StatoilHydro also announced today that it is extending the Expiration
Date, as described below, for holders to deliver consents and receive
a consent payment in connection with its consent solicitations for
the proposed amendments relating to the 9.00% Debentures due 2012,
7.50% Debentures due 2016, 6.70% Debentures due 2018, 7.75%
Debentures due 2023, 7.15% Debentures due 2025 and 7.25% Debentures
due 2027 issued under the 1992 Indenture (each as defined below), and
relating to the 7.25% Debentures due 2027 issued under the 1994
Indenture (as defined below). Subject to satisfaction and/or waiver
of all acceptance conditions, StatoilHydro will make consent payments
of $1.50 per $1,000 principal amount of such securities to holders of
such securities who have properly delivered valid and unrevoked
consents on or prior to 5:00 p.m. New York City Time on August 8,
2008, unless the Expiration Date of the consent solicitations for
these securities is extended. The consent solicitations for the
proposed amendments are being made upon the terms and are subject to
the conditions set forth in the consent solicitation statements dated
June 10, 2008.
 
The consent solicitations relate to (i) the indenture (the "1992
Indenture") relating to the $300,000,000 6.36% Notes due 2009 (the
"6.36% Notes due 2009"), $350,000,000 9.00% Debentures due 2012 (of
which $152,853,000 are outstanding) (the "9.00% Debentures due
2012"), $99,522,000 9.125% Debentures due 2014 (the "9.125%
Debentures due 2014"), $300,000,000 7.50% Debentures due 2016 (of
which $243,825,000 are outstanding) (the "7.50% Debentures due
2016"), $250,000,000 6.70% Debentures due 2018 (the "6.70% Debentures
due 2018"), $300,000,000 7.75% Debentures due 2023 (the "7.75%
Debentures due 2023"), $250,000,000 7.15% Debentures due 2025 (the
"7.15% Debentures due 2025"), $480,512,000 7.25% Debentures due 2027
(the "7.25% Debentures due 2027"), $250,000,000 6.80% Debentures due
2028 (the "6.80% Debentures due 2028"), and $275,000,000 7.15%
Debentures due 2029 (the "7.15% Debentures due 2029" and
collectively, the "1992 Indenture Securities"); (ii) the indenture
(the "1994 Indenture") relating to the $500,000,000 7.25% Debentures
due 2027 (of which $15,588,000 are outstanding) (the "7.25%
Debentures due 2027 issued under the 1994 Indenture"), and the
$100,000,000 9.125% Debentures due 2014 of StatoilHydro Petroleum (of
which $478,000 are outstanding) (the "9.125% Debentures due 2014
issued under the 1994 Indenture", and collectively, the "1994
Indenture Securities"); and (iii) the Trust Deed (the "Trust Deed")

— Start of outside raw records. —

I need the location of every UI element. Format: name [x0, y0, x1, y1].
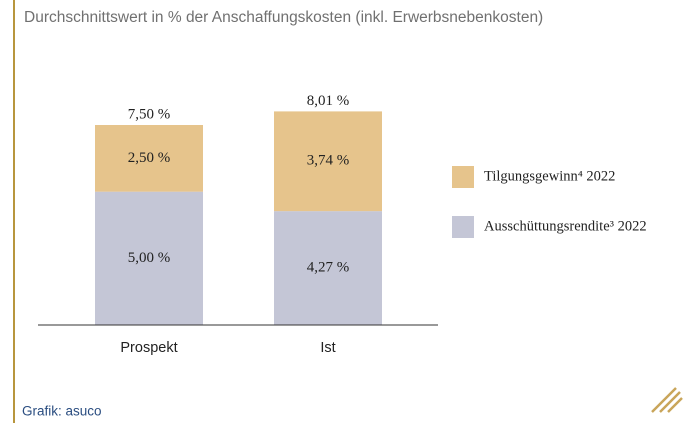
legend-swatch: [452, 166, 474, 188]
bar-segment: [95, 125, 203, 192]
total-label: 7,50 %: [128, 106, 171, 122]
value-label: 5,00 %: [128, 250, 171, 266]
bar-segment: [95, 191, 203, 325]
chart-title: Durchschnittswert in % der Anschaffungsk…: [24, 9, 543, 26]
source: Grafik: asuco: [22, 404, 102, 419]
logo: [651, 387, 683, 413]
total-label: 8,01 %: [307, 93, 350, 109]
legend-label: Tilgungsgewinn⁴ 2022: [484, 168, 615, 184]
value-label: 2,50 %: [128, 150, 171, 166]
bar-segment: [274, 211, 382, 325]
legend-swatch: [452, 216, 474, 238]
x-tick-label: Prospekt: [120, 340, 177, 356]
x-tick-label: Ist: [320, 340, 335, 356]
value-label: 3,74 %: [307, 153, 350, 169]
bar-segment: [274, 111, 382, 212]
legend-label: Ausschüttungsrendite³ 2022: [484, 218, 647, 234]
value-label: 4,27 %: [307, 260, 350, 276]
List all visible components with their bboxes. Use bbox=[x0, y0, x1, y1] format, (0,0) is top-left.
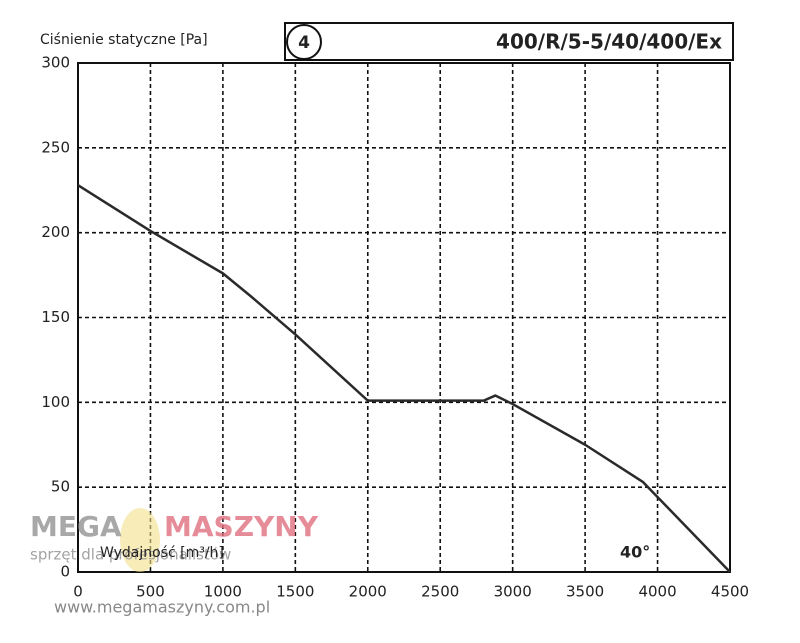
watermark-brand: MEGA bbox=[30, 510, 122, 543]
x-tick-label: 2000 bbox=[349, 583, 387, 601]
annotation: 40° bbox=[620, 543, 650, 562]
x-tick-label: 2500 bbox=[421, 583, 459, 601]
model-box bbox=[284, 22, 734, 61]
y-tick-label: 100 bbox=[41, 393, 70, 411]
y-tick-label: 250 bbox=[41, 138, 70, 156]
x-tick-label: 1500 bbox=[276, 583, 314, 601]
x-tick-label: 1000 bbox=[204, 583, 242, 601]
model-label: 400/R/5-5/40/400/Ex bbox=[496, 30, 722, 54]
x-tick-label: 3500 bbox=[566, 583, 604, 601]
x-tick-label: 3000 bbox=[494, 583, 532, 601]
curve-number: 4 bbox=[298, 33, 310, 53]
x-tick-label: 4000 bbox=[638, 583, 676, 601]
x-tick-label: 4500 bbox=[711, 583, 749, 601]
plot-frame bbox=[77, 62, 731, 573]
curve-number-circle bbox=[286, 24, 322, 60]
watermark-tagline: sprzęt dla profesjonalistów bbox=[30, 546, 231, 564]
x-tick-label: 500 bbox=[136, 583, 165, 601]
y-tick-label: 200 bbox=[41, 223, 70, 241]
y-tick-label: 300 bbox=[41, 54, 70, 72]
watermark-url: www.megamaszyny.com.pl bbox=[54, 598, 270, 617]
x-axis-label: Wydajność [m³/h] bbox=[100, 545, 224, 561]
y-axis-label: Ciśnienie statyczne [Pa] bbox=[40, 32, 208, 48]
watermark-brand: MASZYNY bbox=[164, 510, 319, 543]
watermark-logo bbox=[120, 508, 160, 572]
y-tick-label: 50 bbox=[51, 478, 70, 496]
y-tick-label: 0 bbox=[60, 563, 70, 581]
curve bbox=[77, 184, 731, 573]
y-tick-label: 150 bbox=[41, 308, 70, 326]
x-tick-label: 0 bbox=[73, 583, 83, 601]
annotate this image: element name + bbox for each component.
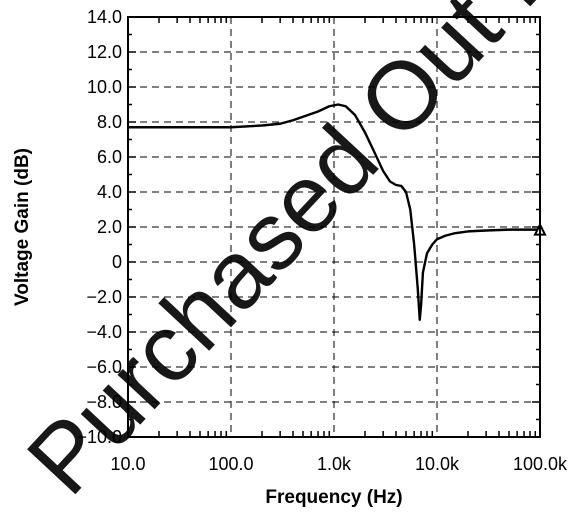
x-tick-label: 10.0k xyxy=(415,454,460,474)
x-tick-label: 100.0k xyxy=(513,454,568,474)
x-axis-title: Frequency (Hz) xyxy=(265,487,402,508)
y-tick-label: 12.0 xyxy=(87,42,122,62)
y-tick-label: 10.0 xyxy=(87,77,122,97)
x-tick-label: 1.0k xyxy=(317,454,352,474)
x-tick-label: 100.0 xyxy=(208,454,253,474)
y-tick-label: 14.0 xyxy=(87,7,122,27)
y-tick-label: 6.0 xyxy=(97,147,122,167)
y-tick-label: 2.0 xyxy=(97,217,122,237)
y-tick-label: −2.0 xyxy=(86,287,122,307)
y-tick-label: 0 xyxy=(112,252,122,272)
y-tick-label: 8.0 xyxy=(97,112,122,132)
y-axis-title: Voltage Gain (dB) xyxy=(12,148,33,306)
y-tick-label: 4.0 xyxy=(97,182,122,202)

relating to its £225,000,000 6.50% Notes due 2021 (of which
£1,020,000 are outstanding, the "Sterling Notes") and ¤400,000,000
6.25% Notes due 2010 (of which ¤300,000,000 are outstanding, the
"Euro Notes", and together with the Sterling Notes, the "European
Securities").
 
Merrill Lynch International, Merrill Lynch, Pierce, Fenner & Smith
Incorporated, UBS Limited and UBS Securities LLC are acting as Joint
Solicitation Agents. Questions with respect to the terms of the
consent solicitations should be directed to Merrill Lynch, Pierce,
Fenner & Smith Incorporated at +1 (888) ML4-TNDR (toll-free) and +1
(888) 654-8637, to Merrill Lynch International at +44 (0)20
7995-3715, to UBS Securities LLC at +1 (203) 719-4210 (collect) and
+1 (888) 719-4210 (toll free) and to UBS Limited at +44 (0)20
7567-7480.
 
Global Bondholder Services Corporation ("GBSC") has been retained to
act as Information Agent and Tabulation Agent with respect to the
consent solicitations. Requests for assistance in completing and
delivering the consent letters, related documents, requests for
additional copies of such documents and questions relating to the
payment of the consent payments should be directed to GBSC at +1 866
387-1500 (toll-free) or +1 212 430-3774 (banks and brokers).
 
This document does not constitute an offer to exchange or sell or an
offer to exchange or buy any securities.